MBE Rules · Real Property
Joint tenancy — four unities
The rule
Requires four unities: Time, Title, Interest, Possession (TTIP). Plus clear right of survivorship language. On death of one joint tenant, share passes to survivors automatically (not through estate). Unilateral conveyance severs the joint tenancy as to that share, creating a TIC.
In plain English
For joint ownership to exist, all owners must acquire their interests at the same time, through the same document, with equal shares, and have equal rights to use the property.

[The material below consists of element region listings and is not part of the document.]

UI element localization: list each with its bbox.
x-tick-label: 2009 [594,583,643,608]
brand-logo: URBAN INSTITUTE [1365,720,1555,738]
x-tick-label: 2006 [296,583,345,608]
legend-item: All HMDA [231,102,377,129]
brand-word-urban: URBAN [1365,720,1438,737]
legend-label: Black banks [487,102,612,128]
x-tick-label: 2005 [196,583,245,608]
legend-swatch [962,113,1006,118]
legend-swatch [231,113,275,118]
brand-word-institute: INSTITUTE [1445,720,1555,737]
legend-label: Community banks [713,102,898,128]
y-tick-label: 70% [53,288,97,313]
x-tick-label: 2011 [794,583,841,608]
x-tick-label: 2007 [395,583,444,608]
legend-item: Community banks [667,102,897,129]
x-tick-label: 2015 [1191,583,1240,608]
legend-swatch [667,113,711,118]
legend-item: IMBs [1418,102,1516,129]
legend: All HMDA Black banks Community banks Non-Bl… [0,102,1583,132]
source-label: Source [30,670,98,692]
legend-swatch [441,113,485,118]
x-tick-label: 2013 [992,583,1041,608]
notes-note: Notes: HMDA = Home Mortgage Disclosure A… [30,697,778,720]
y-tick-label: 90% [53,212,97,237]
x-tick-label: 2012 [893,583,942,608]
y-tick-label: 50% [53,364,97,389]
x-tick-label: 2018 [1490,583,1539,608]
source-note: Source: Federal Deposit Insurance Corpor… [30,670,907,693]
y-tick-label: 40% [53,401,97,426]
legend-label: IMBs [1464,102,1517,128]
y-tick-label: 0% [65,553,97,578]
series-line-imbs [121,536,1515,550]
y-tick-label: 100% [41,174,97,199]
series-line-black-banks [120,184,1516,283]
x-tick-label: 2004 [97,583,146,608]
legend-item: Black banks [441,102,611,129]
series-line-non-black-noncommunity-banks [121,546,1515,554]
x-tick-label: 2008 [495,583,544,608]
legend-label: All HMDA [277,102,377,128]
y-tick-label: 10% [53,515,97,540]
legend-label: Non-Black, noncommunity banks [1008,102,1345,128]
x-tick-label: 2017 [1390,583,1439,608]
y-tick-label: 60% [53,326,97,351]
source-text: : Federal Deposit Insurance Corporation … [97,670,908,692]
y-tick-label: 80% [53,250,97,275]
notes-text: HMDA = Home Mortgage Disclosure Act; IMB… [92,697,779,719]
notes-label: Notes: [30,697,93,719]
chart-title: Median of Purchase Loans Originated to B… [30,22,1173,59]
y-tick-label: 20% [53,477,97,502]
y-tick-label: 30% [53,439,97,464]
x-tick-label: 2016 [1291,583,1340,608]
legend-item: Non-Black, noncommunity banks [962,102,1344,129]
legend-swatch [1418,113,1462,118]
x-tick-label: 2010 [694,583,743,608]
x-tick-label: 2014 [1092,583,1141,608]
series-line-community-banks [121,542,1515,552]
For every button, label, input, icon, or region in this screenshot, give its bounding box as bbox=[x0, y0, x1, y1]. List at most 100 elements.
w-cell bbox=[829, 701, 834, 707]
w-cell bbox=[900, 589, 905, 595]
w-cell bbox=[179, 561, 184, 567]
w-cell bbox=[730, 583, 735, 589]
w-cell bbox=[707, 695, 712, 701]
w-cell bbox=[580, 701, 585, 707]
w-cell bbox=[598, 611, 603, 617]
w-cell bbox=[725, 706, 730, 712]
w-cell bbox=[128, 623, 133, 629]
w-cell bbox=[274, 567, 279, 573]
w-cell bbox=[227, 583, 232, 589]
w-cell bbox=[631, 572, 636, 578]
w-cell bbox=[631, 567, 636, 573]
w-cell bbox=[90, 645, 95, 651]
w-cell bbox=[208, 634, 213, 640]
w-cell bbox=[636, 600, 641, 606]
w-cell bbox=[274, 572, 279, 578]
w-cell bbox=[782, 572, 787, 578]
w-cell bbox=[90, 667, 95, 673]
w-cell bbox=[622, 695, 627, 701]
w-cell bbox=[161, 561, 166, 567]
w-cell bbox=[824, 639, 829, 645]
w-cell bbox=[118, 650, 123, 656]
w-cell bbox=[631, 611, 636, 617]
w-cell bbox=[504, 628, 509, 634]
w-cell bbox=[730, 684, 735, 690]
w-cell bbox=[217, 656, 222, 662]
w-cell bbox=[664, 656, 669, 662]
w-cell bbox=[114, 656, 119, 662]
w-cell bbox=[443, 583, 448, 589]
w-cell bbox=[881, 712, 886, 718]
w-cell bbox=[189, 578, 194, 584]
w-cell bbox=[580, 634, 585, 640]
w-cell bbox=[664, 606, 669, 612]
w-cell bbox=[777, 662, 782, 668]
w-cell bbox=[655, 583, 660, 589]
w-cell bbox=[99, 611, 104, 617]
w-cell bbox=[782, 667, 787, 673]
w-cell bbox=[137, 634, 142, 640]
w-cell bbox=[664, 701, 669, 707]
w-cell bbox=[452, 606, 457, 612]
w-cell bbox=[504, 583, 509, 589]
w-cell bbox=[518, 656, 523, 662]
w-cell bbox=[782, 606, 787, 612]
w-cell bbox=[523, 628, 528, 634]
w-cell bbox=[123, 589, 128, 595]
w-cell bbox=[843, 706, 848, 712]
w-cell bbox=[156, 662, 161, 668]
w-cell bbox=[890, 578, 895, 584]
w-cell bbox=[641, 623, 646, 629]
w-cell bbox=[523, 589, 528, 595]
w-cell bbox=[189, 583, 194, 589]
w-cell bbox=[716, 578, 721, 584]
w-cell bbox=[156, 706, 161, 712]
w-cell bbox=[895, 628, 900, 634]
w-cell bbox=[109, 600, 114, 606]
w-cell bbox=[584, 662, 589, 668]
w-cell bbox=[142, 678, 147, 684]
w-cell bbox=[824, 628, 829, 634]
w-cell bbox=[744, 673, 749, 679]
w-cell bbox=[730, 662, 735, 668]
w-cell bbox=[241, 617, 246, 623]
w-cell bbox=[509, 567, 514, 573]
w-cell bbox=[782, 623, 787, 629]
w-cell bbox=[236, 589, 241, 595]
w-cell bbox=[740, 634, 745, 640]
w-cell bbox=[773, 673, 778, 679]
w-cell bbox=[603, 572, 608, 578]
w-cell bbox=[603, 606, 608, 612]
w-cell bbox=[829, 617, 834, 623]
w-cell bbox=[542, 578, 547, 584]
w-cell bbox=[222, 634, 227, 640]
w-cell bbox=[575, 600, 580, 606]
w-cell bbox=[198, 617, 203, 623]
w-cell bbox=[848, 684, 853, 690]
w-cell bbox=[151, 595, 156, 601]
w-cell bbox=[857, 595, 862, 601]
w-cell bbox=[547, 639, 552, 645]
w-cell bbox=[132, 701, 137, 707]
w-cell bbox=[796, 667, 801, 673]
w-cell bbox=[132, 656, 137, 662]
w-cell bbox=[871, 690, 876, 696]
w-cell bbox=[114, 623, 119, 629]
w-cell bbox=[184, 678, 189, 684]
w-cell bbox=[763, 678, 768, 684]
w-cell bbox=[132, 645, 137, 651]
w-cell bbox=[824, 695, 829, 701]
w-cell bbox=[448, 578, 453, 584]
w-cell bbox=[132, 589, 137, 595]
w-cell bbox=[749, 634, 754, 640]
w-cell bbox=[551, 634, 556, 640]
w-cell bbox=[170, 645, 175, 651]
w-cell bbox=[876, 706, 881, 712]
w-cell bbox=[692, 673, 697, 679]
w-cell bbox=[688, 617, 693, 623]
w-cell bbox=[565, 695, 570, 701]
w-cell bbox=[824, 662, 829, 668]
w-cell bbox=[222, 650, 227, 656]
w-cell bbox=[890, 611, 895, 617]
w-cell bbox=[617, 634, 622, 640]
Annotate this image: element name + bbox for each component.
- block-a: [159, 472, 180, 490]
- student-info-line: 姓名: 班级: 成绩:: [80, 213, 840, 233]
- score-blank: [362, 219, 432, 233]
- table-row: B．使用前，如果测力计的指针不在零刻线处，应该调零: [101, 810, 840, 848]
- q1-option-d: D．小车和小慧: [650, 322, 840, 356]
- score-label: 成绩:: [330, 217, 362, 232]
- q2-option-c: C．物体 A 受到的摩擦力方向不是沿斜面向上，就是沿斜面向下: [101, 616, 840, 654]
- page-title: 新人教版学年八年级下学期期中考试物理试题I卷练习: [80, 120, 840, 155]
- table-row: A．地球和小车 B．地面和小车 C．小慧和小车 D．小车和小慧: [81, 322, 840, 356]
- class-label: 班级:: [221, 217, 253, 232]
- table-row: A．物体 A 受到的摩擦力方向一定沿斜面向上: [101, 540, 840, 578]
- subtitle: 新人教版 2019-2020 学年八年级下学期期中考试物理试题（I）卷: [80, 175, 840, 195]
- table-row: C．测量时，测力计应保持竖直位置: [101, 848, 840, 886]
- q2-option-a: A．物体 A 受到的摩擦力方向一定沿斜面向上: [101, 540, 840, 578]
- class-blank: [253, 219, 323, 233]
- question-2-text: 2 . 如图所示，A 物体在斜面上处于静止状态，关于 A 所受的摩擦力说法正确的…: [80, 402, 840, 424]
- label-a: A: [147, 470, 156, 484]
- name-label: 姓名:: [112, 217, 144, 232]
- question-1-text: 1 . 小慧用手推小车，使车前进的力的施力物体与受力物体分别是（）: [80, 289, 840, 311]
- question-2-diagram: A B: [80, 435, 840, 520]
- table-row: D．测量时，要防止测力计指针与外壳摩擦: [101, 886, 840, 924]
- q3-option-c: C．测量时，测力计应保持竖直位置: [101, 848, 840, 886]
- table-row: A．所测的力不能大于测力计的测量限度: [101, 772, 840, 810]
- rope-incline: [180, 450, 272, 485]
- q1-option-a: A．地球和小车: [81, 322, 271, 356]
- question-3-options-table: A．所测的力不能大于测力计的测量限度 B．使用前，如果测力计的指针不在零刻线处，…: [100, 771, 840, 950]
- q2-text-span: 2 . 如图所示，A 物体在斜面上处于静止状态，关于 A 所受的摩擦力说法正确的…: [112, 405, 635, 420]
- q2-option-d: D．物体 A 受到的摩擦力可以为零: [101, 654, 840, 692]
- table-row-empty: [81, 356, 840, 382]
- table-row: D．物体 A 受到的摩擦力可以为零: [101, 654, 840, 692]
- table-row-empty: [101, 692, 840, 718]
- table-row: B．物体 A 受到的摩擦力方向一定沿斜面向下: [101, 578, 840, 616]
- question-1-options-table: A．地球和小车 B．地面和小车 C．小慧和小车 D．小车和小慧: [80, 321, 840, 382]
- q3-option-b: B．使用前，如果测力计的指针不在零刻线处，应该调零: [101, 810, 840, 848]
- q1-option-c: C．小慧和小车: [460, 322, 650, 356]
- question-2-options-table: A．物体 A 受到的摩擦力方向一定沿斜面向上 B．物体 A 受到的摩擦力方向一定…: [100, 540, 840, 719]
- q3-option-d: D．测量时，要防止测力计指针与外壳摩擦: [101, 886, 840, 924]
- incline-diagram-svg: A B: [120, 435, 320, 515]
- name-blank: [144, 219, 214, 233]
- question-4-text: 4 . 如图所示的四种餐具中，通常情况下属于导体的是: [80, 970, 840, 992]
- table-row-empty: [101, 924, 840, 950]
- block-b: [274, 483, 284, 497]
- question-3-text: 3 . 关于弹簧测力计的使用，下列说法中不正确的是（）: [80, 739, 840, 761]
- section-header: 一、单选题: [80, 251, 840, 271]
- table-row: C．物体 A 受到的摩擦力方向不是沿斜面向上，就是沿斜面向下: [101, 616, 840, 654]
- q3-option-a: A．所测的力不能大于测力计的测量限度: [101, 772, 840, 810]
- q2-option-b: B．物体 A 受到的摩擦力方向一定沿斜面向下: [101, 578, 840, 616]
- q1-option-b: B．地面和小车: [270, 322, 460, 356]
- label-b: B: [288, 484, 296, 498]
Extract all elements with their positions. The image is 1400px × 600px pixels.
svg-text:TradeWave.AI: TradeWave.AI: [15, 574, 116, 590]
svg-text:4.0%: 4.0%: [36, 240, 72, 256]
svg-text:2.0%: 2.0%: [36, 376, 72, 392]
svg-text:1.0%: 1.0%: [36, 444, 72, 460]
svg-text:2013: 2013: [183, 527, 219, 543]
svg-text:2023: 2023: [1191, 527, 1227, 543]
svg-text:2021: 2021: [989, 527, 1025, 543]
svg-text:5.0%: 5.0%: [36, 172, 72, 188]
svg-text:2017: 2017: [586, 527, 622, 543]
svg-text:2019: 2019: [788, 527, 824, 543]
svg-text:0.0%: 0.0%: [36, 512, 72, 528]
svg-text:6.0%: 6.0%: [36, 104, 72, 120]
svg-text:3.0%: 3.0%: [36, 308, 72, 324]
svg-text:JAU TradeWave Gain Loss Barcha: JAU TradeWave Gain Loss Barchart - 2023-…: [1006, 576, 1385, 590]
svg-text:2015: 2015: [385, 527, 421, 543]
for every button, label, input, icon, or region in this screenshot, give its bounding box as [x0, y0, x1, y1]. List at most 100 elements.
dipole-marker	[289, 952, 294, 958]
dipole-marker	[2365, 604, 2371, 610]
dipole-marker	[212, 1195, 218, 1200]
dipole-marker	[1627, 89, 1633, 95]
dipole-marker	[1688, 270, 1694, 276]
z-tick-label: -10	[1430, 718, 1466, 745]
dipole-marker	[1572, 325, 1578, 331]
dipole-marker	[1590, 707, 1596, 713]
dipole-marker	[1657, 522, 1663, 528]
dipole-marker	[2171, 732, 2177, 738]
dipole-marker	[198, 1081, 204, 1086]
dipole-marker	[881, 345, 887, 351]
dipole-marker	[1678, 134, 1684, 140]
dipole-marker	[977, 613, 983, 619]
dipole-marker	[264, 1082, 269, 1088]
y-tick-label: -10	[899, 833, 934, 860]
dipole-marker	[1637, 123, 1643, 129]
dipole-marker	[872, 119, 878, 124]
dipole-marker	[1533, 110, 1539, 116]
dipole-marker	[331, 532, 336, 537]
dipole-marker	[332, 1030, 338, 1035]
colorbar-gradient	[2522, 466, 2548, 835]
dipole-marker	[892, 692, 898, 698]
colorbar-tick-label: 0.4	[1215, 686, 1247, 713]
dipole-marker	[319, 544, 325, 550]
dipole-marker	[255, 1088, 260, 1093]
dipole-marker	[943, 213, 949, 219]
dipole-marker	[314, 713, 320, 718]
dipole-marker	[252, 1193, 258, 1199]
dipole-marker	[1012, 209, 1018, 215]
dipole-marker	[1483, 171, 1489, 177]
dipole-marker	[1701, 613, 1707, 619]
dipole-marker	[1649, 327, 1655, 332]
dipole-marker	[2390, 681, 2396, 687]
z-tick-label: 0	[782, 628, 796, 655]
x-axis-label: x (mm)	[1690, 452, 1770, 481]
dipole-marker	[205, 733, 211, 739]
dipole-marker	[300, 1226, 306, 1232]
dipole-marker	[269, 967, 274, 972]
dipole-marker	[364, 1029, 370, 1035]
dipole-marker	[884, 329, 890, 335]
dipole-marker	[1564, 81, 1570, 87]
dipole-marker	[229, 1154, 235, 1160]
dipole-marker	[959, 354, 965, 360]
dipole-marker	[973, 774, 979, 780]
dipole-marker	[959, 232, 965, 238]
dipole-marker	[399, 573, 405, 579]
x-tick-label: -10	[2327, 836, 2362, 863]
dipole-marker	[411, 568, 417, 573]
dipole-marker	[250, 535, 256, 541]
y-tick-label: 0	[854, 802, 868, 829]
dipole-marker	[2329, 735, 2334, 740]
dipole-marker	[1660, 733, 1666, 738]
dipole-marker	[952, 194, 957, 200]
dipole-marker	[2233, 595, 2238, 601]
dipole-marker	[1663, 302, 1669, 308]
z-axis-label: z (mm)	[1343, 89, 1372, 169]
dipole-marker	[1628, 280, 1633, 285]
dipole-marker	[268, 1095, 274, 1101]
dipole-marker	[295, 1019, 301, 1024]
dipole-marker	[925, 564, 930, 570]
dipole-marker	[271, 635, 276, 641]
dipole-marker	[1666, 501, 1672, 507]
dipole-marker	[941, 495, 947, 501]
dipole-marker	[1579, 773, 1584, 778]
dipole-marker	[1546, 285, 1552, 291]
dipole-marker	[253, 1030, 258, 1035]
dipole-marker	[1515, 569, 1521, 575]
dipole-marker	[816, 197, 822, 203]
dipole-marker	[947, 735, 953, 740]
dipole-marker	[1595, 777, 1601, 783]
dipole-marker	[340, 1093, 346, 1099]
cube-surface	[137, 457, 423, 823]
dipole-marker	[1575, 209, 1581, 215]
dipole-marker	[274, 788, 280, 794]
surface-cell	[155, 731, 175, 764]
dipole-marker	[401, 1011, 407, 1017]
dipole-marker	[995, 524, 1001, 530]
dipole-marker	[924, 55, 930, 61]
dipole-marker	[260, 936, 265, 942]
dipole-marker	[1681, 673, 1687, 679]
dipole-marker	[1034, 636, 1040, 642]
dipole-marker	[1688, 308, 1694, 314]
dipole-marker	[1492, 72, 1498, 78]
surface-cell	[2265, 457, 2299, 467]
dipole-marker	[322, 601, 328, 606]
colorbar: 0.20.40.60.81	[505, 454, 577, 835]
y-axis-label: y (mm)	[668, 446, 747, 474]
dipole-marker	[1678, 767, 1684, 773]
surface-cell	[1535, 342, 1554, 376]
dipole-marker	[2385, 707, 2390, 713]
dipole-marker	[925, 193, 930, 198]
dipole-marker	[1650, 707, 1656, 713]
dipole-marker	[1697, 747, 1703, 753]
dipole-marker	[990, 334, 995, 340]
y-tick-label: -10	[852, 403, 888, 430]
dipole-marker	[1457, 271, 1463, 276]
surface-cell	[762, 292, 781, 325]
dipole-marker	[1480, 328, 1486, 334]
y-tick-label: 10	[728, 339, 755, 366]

If one owner dies, their share goes directly to the others.
Worked example
Alex, Jamie, and Pat buy a cabin together, each getting an equal share at the same time. When Jamie dies, their share automatically goes to Alex and Pat. If Alex sells their share, the joint tenancy is broken, and Pat and the new owner are tenants in common.
Memory hook
Joint Tenancy: TTIP to Survive! Time, Title, Interest, Possession, plus clear survivorship language ensures automatic share passage.
The trap
Students think: any conveyance severs joint tenancy. Wrong, because only unilateral conveyance severs it. The actual test is whether one tenant alone conveys their interest.
How examiners test it
Test setup: joint tenant secretly sells their share. Trap: students miss that this creates a TIC for the buyer, not for remaining tenants.